Back to the misshapen lump of Earth. For the first addition, god summoned up some light (that faint crashing was the collapse of my pottery simile). The light was observed and god noted that the light was good. Perhaps we’ll be safer with analogy than simile.
Imagine building a shed in a field. It’s a lovely field, but you want in it, a shed. Upon finishing the shed you punch the air and celebrate cool shed vibes. You pronounce the shed to be good. Should we conclude that there is something wrong with the fields that don’t have sheds? There is certainly no reason to conclude that, given the available information. Even if the field had not been described at the outset as lovely, there is still nothing there to suggest that a field is not at least as good as a shed.

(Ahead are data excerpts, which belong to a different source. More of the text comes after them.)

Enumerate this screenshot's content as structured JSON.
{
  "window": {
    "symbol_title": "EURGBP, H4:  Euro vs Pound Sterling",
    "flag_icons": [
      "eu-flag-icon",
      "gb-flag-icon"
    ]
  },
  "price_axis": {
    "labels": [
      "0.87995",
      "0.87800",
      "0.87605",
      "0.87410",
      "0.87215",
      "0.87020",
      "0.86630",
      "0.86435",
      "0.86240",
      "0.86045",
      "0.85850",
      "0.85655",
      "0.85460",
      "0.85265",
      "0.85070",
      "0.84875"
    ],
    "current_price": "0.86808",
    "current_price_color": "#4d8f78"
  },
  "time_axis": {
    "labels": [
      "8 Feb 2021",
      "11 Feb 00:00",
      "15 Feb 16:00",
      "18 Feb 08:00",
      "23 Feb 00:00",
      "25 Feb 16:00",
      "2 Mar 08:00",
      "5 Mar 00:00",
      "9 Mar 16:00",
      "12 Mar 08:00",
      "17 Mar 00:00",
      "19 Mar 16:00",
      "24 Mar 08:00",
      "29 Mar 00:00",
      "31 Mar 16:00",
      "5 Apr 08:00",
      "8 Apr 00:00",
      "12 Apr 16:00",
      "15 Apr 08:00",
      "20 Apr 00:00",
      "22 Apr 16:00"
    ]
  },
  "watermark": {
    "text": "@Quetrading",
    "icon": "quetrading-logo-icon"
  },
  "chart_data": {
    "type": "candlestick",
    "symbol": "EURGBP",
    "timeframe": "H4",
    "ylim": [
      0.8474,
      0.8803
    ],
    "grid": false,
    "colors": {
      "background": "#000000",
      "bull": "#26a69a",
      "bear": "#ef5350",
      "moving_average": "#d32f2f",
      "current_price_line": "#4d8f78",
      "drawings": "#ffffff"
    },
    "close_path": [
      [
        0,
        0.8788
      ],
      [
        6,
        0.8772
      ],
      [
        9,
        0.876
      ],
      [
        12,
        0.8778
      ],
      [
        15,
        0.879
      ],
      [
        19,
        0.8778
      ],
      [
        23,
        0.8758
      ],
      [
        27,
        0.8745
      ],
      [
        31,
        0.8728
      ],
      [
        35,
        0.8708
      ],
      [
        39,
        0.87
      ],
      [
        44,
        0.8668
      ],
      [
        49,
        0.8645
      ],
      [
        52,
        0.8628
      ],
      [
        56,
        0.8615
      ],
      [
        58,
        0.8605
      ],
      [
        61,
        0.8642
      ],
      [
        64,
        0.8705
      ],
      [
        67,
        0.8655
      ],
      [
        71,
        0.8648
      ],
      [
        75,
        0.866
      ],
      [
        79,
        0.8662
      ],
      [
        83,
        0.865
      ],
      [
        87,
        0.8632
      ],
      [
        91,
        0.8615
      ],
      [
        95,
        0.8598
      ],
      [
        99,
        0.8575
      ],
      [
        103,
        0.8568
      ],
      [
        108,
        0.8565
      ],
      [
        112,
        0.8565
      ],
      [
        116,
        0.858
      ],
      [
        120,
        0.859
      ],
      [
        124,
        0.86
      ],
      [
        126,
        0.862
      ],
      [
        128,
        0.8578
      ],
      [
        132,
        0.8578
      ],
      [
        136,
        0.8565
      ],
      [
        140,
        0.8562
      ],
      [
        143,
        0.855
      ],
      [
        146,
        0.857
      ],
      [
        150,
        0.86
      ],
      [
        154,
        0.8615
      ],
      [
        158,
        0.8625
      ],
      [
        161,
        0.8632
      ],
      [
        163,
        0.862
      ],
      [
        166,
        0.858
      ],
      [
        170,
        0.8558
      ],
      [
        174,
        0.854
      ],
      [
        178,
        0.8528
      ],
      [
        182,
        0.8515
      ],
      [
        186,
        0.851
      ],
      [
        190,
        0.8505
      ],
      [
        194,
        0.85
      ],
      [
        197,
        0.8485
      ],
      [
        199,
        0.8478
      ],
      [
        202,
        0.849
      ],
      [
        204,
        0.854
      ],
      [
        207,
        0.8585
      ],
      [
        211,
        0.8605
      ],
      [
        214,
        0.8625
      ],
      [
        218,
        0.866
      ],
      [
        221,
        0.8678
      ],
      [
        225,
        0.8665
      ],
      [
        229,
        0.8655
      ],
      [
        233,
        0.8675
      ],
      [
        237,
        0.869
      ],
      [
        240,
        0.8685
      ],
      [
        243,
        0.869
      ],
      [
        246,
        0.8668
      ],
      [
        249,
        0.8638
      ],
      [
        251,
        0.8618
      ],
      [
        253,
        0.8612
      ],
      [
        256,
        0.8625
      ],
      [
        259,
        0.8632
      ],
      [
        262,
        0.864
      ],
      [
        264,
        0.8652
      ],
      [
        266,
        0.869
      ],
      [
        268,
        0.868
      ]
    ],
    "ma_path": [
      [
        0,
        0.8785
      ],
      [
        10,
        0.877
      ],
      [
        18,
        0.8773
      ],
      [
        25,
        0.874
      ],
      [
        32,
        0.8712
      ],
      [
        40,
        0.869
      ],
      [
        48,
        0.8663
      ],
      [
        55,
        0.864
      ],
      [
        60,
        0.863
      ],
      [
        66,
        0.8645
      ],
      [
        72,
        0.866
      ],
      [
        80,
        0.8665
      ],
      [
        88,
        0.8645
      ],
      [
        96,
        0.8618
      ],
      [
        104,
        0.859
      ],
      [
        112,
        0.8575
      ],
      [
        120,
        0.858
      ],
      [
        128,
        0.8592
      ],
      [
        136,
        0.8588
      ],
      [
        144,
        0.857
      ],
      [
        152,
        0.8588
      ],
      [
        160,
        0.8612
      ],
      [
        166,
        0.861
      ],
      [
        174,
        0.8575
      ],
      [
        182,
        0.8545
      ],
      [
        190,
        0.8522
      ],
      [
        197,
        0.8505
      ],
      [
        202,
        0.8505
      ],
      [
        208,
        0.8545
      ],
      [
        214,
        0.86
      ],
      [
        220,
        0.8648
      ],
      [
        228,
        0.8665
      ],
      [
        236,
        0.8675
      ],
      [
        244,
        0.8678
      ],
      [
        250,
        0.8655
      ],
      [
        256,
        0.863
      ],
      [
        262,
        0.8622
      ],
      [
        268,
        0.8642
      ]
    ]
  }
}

Not, at least, unless you’re a retired Anglican priest who’s presumably never approached the text upon which her religion is founded with anything even approaching curiosity.
She, or course, had faith. And what use if curiosity when you have faith?
She later says:
Honesty calls us to acknowledge darkness while seeking to live in the light.
What on Earth does this mean? Is the darkness just an absence of light? An absence of knowledge? A presence of evil? To be honest, it’s indistinguishable from a Star Wars trailer?
She also, for reasons I don’t fully yet understand, says this.
TILBY: Yet we still yearn for truth and believe that evidence and conscience and for many of us faith can guide us to live with integrity.
It’s not been my experience that enthusiastic Christians, and I acknowledge that there are exceptions, it’s not been my experience that enthusiastic Christians yearn much for truth. Enthusiastic Christians tend to behave as though they have the truth. I’ve met one or two who demonstrate remarkable imperviousness to subsequent challenge of this truth by fact or philosophy.